Ma non è di lei che vorrei parlarvi, ma di quel che si stanno perdendo i ragazzi privati della scuola e degli esami. Anche chi come me si trovò a fare il liceo negli anni ’70, con lo sbarco nelle aule di professori venuti dal ’68 e dall’ignoranza militante (precursori dei grillini), anche chi non ha ricordi indelebili di grandi docenti e grandi lezioni rimaste memorabili nel tempo, non può fare a meno di pensare con nostalgia a quegli anni, a quel clima, a quella classe, a quel modo di stare insieme. Una perdita terribile, per voi. Perché mentre vivi quei giorni ti sembra che stai facendo cose minori, di passaggio, che verranno poi cancellate dalla vita vera. Ti sembrano quasi anni sospesi, corridoi per accedere alla vita adulta. Ma quando poi arrivi a un’età grave, ti accorgi che se vuoi salvare qualcosa di memorabile della tua vita, tra le poche cose che porteresti via con te, e che ami ricordare ancora, c’è proprio quel periodo, c’è la scuola, gli amici, i professori, il clima, le battute, le lezioni, le interrogazioni. E gli esami, indimenticabili come atmosfera e come attesa, ma spesso dimenticati nel loro svolgimento. L’esame come rito di passaggio necessario, come test iniziatico del carattere e del sapere, dei meriti e delle capacità, accesso alla vita adulta.
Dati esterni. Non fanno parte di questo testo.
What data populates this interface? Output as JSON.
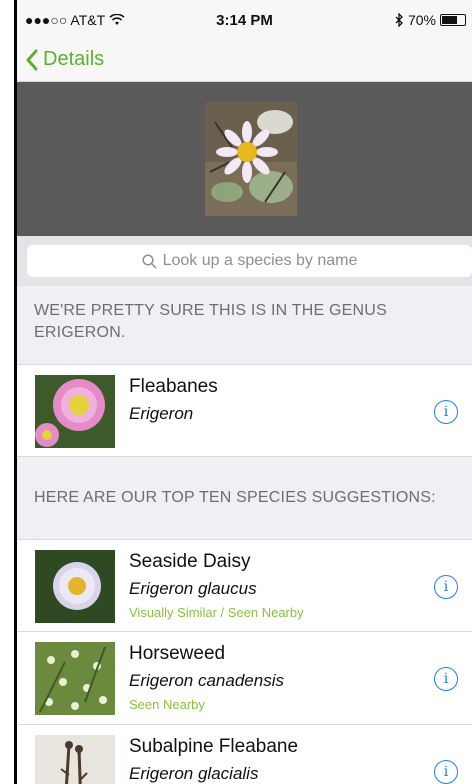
{
  "status_bar": {
    "carrier": "●●●○○ AT&T",
    "time": "3:14 PM",
    "battery": "70%",
    "battery_level": 0.7
  },
  "nav": {
    "back_label": "Details"
  },
  "search": {
    "placeholder": "Look up a species by name"
  },
  "genus_section": {
    "header": "WE'RE PRETTY SURE THIS IS IN THE GENUS ERIGERON.",
    "item": {
      "name": "Fleabanes",
      "scientific": "Erigeron",
      "icon": "info-icon"
    }
  },
  "species_section": {
    "header": "HERE ARE OUR TOP TEN SPECIES SUGGESTIONS:",
    "items": [
      {
        "name": "Seaside Daisy",
        "scientific": "Erigeron glaucus",
        "tag": "Visually Similar / Seen Nearby"
      },
      {
        "name": "Horseweed",
        "scientific": "Erigeron canadensis",
        "tag": "Seen Nearby"
      },
      {
        "name": "Subalpine Fleabane",
        "scientific": "Erigeron glacialis",
        "tag": ""
      }
    ]
  },
  "colors": {
    "accent_green": "#5bb12f",
    "tag_green": "#8cbf3f",
    "info_blue": "#1e7cf6"
  }
}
Quello studiare in gruppo, tra un cazzeggio e l’altro, quello studiare al mare, quel concentrarsi poi la sera in solitudine, quell’alternarsi tra le canzoni del mangianastri e le ripetizioni.
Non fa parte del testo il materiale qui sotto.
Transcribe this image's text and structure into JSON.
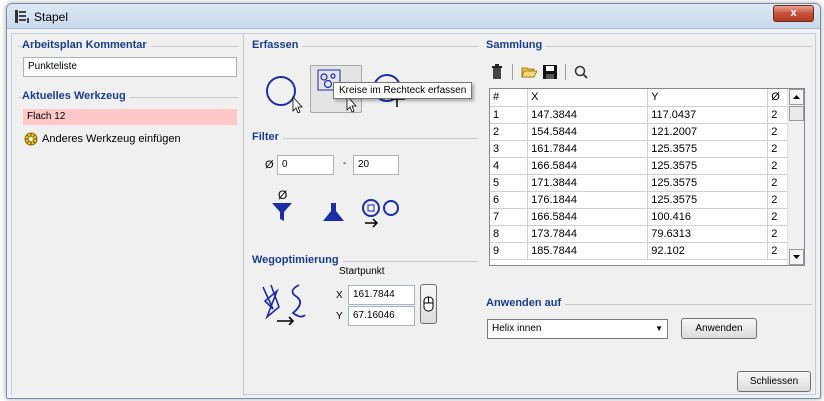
{
  "window": {
    "title": "Stapel",
    "close_label": "x"
  },
  "left": {
    "kommentar_title": "Arbeitsplan Kommentar",
    "kommentar_value": "Punkteliste",
    "werkzeug_title": "Aktuelles Werkzeug",
    "werkzeug_value": "Flach 12",
    "insert_tool_label": "Anderes Werkzeug einfügen"
  },
  "erfassen": {
    "title": "Erfassen",
    "tools": [
      "circle-capture-icon",
      "rect-circles-capture-icon",
      "face-capture-icon"
    ],
    "tooltip": "Kreise im Rechteck erfassen"
  },
  "filter": {
    "title": "Filter",
    "diameter_symbol": "Ø",
    "min_value": "0",
    "range_separator": "-",
    "max_value": "20"
  },
  "wegoptimierung": {
    "title": "Wegoptimierung",
    "startpunkt_label": "Startpunkt",
    "x_label": "X",
    "x_value": "161.7844",
    "y_label": "Y",
    "y_value": "67.16046"
  },
  "sammlung": {
    "title": "Sammlung",
    "columns": [
      "#",
      "X",
      "Y",
      "Ø"
    ],
    "rows": [
      [
        "1",
        "147.3844",
        "117.0437",
        "2"
      ],
      [
        "2",
        "154.5844",
        "121.2007",
        "2"
      ],
      [
        "3",
        "161.7844",
        "125.3575",
        "2"
      ],
      [
        "4",
        "166.5844",
        "125.3575",
        "2"
      ],
      [
        "5",
        "171.3844",
        "125.3575",
        "2"
      ],
      [
        "6",
        "176.1844",
        "125.3575",
        "2"
      ],
      [
        "7",
        "166.5844",
        "100.416",
        "2"
      ],
      [
        "8",
        "173.7844",
        "79.6313",
        "2"
      ],
      [
        "9",
        "185.7844",
        "92.102",
        "2"
      ]
    ]
  },
  "anwenden": {
    "title": "Anwenden auf",
    "selected": "Helix innen",
    "button_label": "Anwenden"
  },
  "footer": {
    "close_button_label": "Schliessen"
  }
}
Ricordo soprattutto le furfanterie di chi imbottiva le cinture di temi in classe avvolti come cartucce di un fucile che sparava a salve, ricordo gli espedienti più curiosi, le voci fantasiose di chi aveva saputo in anticipo temi e problemi degli esami, o quelle ancora più mirabolanti di chi aveva in un finto vocabolario installato una specie di radiolina collegata a un amico bravo che gli suggeriva i compiti (un telefonino ante litteram, del genere ricetrasmittente militare – passo e chiudo). Ricordo i dialoghi incessanti tra i banchi, le parole accompagnate sempre da un gesto, a volte uno spintone, a volte una carezza; i primi amori tra i banchi. E la raccolta mattiniera degli amici per andare insieme a scuola, poi l’arrivo in affanno, la dogana dei bidelli, centauri metà repressori e metà complici; le fughe in bagno per le piccole trasgressioni e per sognare insieme il mondo da una latrina; il panico delle interrogazioni e la voglia di farsi piccoli e invisibili, inosservati all’occhio della prof; le lezioni strazianti di fine mattinata, le partite infervorate al calcetto negli intervalli con una palla che era il galleggiante del bagno…
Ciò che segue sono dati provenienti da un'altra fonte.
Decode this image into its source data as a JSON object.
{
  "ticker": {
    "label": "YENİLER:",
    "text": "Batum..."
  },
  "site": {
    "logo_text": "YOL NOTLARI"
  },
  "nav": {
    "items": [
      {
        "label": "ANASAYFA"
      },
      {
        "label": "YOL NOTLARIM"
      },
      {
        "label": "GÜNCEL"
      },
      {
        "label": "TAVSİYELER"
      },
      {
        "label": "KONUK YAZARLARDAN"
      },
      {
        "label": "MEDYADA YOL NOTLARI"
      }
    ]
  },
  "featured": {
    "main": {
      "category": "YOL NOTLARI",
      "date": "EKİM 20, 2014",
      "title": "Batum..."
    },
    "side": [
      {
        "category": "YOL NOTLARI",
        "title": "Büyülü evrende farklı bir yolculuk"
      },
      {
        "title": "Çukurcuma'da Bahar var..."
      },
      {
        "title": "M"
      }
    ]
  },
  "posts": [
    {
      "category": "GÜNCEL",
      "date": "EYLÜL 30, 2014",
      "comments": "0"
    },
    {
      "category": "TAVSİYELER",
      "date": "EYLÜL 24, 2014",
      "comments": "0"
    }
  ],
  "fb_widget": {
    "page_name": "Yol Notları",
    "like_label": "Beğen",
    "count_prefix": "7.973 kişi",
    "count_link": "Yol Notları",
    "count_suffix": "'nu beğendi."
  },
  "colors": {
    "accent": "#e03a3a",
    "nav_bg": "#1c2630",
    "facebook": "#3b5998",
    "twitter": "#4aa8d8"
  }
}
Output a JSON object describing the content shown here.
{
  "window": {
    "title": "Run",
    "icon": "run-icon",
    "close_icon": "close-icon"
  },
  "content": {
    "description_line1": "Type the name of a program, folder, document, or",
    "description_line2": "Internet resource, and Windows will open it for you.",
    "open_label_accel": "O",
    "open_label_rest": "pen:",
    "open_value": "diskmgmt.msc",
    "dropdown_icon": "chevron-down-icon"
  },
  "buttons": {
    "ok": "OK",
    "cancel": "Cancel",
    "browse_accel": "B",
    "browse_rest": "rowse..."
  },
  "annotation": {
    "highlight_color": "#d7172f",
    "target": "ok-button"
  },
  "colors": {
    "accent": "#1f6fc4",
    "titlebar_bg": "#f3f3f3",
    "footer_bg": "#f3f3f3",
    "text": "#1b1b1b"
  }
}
E poi le accese polemiche e le guerre ideologiche, salvo poi il panino insieme (Nietzsche e Marx si davano la mano e si passavano la birra); le competizioni sportive, la vita insieme. E le miti mattine di primavera, prima della maturità, a studiare insieme al prof nella sua campagna e tra una partitella di calcio e una mangiata di frutta dai suoi alberi, lezioni di matematica… Ecco tutto questo, non sarà per voi. Farete altro, non ne dubito, scoprirete altri mondi, e prima o poi si tornerà a stare insieme. Ma lasciate che vi dica: la notte prima degli esami ci pareva all’epoca tremenda ma è più terribile la notte priva degli esami.